GSE_banner_322x250_statico-2In questo momento tutte le attenzioni in casa Gas Sales Bluenergy sono concentrate sulle condizioni di salute di Yuri Romanò. L’opposto biancorosso è uscito dal campo durante il secondo set della semifinale di Supercoppa per un problema muscolare e gli esami strumentali hanno evidenziato una lesione al retto addominale che dovrà essere valutata giorno per giorno dallo staff medico. La speranza è che il tempo della sua assenza sia ridotto, di certo per un infortunio simile i dottori ci vanno sempre con i piedi di piombo e sarebbe assurdo che toccasse al club pagare a caro prezzo il frutto di una gestione estiva che ha sovraccaricato il giocatore garantendogli pochissimi momenti di riposo.

L’infortunio non deve però far passare in secondo piano l’analisi di una Supercoppa in cui la Gas Sales Bluenergy è stata parecchio sotto gli standard sperati. Nessun dramma, ci mancherebbe, siamo alla terza partita della stagione e il gruppo si allena insieme da pochissimo tempo. Però sottovalutare quanto successo martedì sera a Biella potrebbe rivelarsi deleterio. Perdere contro questa Civitanova, formazione di assoluto spessore, ci può stare, ma di certo il crollo del secondo set resta inspiegabile. Piacenza è una squadra matura, in campo c’erano campioni olimpici e mondiali e il sestetto non è certo di primo pelo, ma composto da fuoriclasse in grado di gestire alla grande i momenti di difficoltà.

Anche l’analisi di Anastasi a fine partita è lucida, non si tratta di cercare alibi ma di fotografare la situazione attuale: Piacenza per ora è una squadra che fisicamente (e non solo) sta pagando in parte qualche infortunio e in parte una lunga estate con le nazionali.

Però questa formazione ha le qualità per restare in partita anche se la battuta entra in un buco nero e non ne esce più. Certo, stiamo parlando del fondamentale probabilmente più importante nella pallavolo attuale e quando non funziona diventa tutto più complicato, ma la forza di una squadra si vede soprattutto per il modo in cui affronta i momenti di difficoltà. Martedì Piacenza ha rifiutato l’ostacolo ed è sembrato di rivivere i primi mesi della scorsa stagione, con i biancorossi che alternavano nella stessa partita fasi di buona pallavolo ad altri in cui bastava subire qualche punto per alzare bandiera bianca.

Un problema che si pensava di avere risolto confermando in toto il sestetto titolare e che in effetti nelle prime due giornate non si era verificato. Soprattutto a Milano, due giorni prima della Supercoppa, i biancorossi avevano mostrato carattere, capacità di reagire e grandi qualità di adattamento anche quando un fondamentale (in quel caso la ricezione) entrava in crisi.
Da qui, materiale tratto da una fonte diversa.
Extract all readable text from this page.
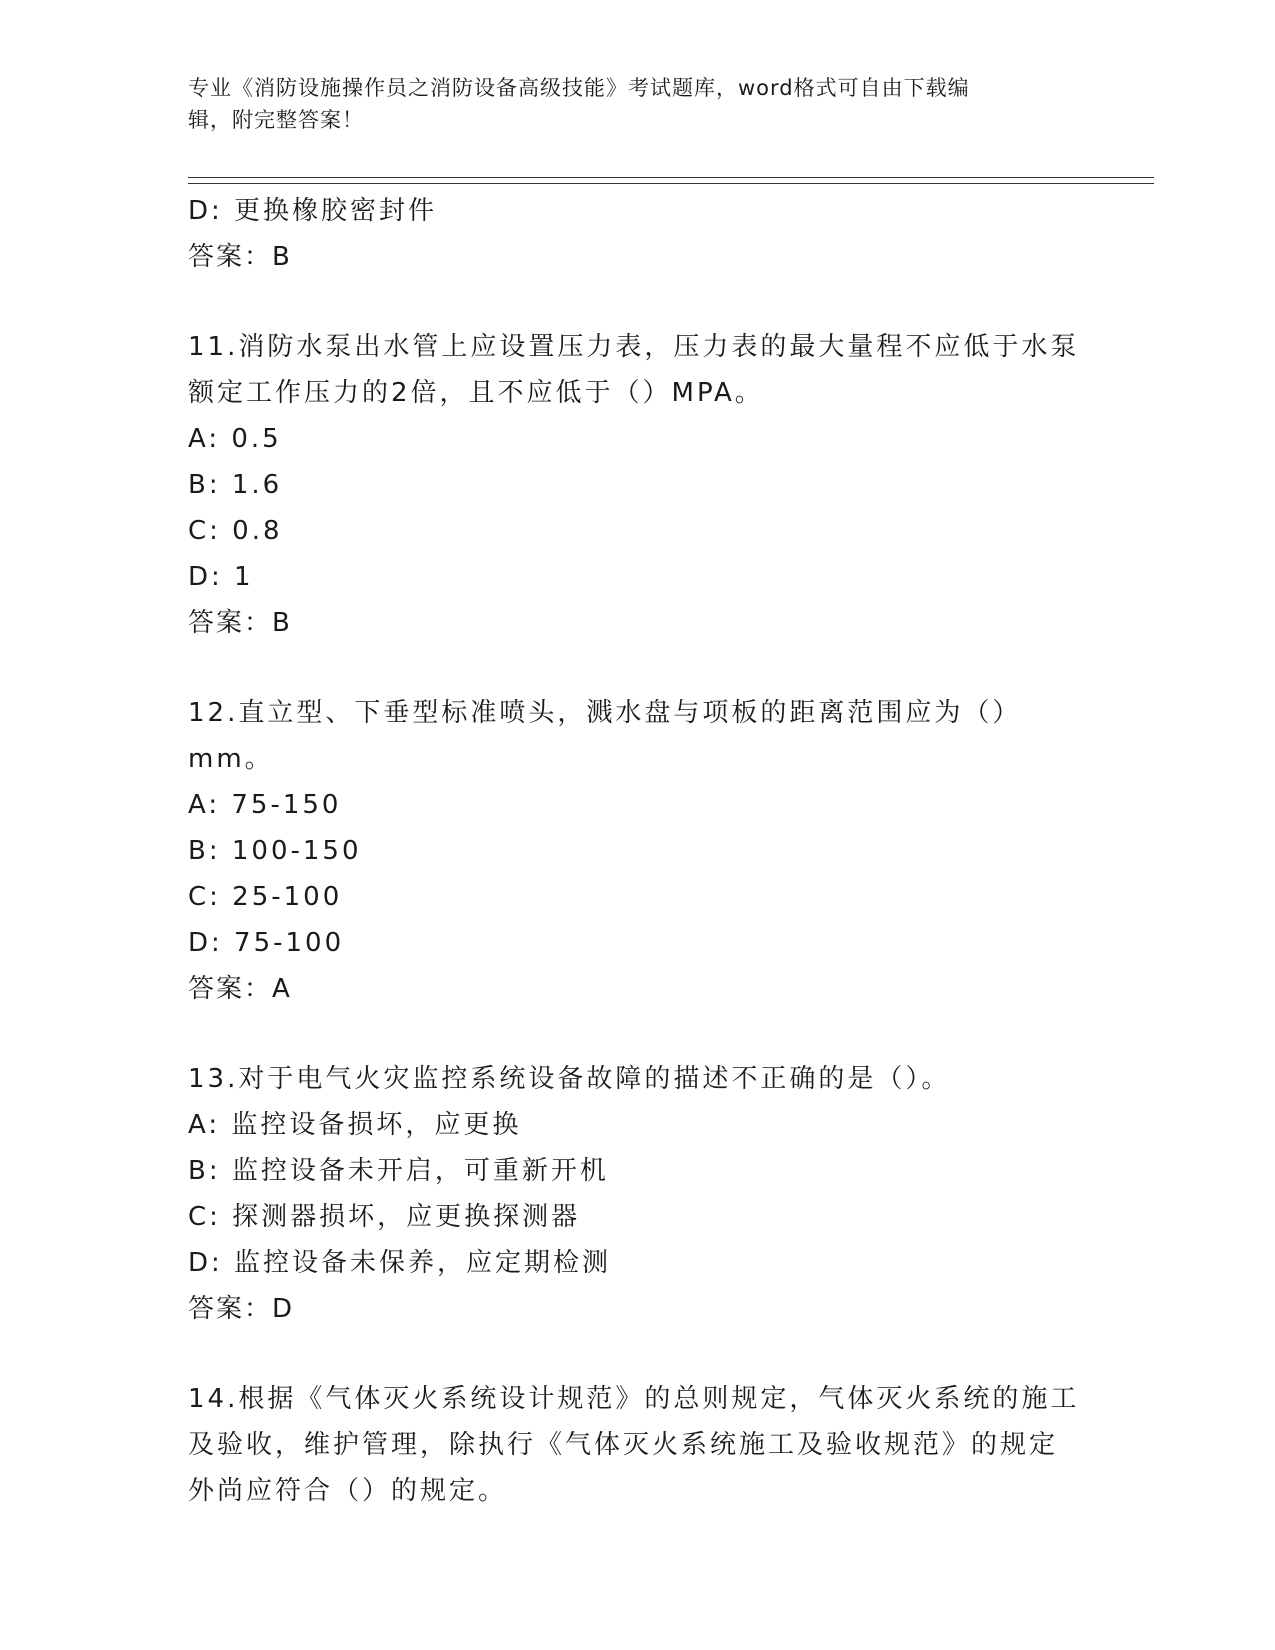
专业《消防设施操作员之消防设备高级技能》考试题库，word格式可自由下载编
辑，附完整答案！
D: 更换橡胶密封件
答案：B
11.消防水泵出水管上应设置压力表，压力表的最大量程不应低于水泵
额定工作压力的2倍，且不应低于（）MPA。
A: 0.5
B: 1.6
C: 0.8
D: 1
答案：B
12.直立型、下垂型标准喷头，溅水盘与项板的距离范围应为（）mm。
A: 75-150
B: 100-150
C: 25-100
D: 75-100
答案：A
13.对于电气火灾监控系统设备故障的描述不正确的是（）。
A: 监控设备损坏，应更换
B: 监控设备未开启，可重新开机
C: 探测器损坏，应更换探测器
D: 监控设备未保养，应定期检测
答案：D
14.根据《气体灭火系统设计规范》的总则规定，气体灭火系统的施工
及验收，维护管理，除执行《气体灭火系统施工及验收规范》的规定
外尚应符合（）的规定。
Martedì è successo il contrario: un indizio non fa certo una prova e per il momento la brutta partita va inserita nella casella delle giornate storte. Probabile che la vera Gas Sales Bluenergy si vedrà fra qualche tempo, per ora bisogna armarsi di pazienza ma fino a quel momento la squadra deve trovare, con il gruppo e anche attraverso le qualità dei singoli, il modo di reagire ai momenti complicati senza crollare.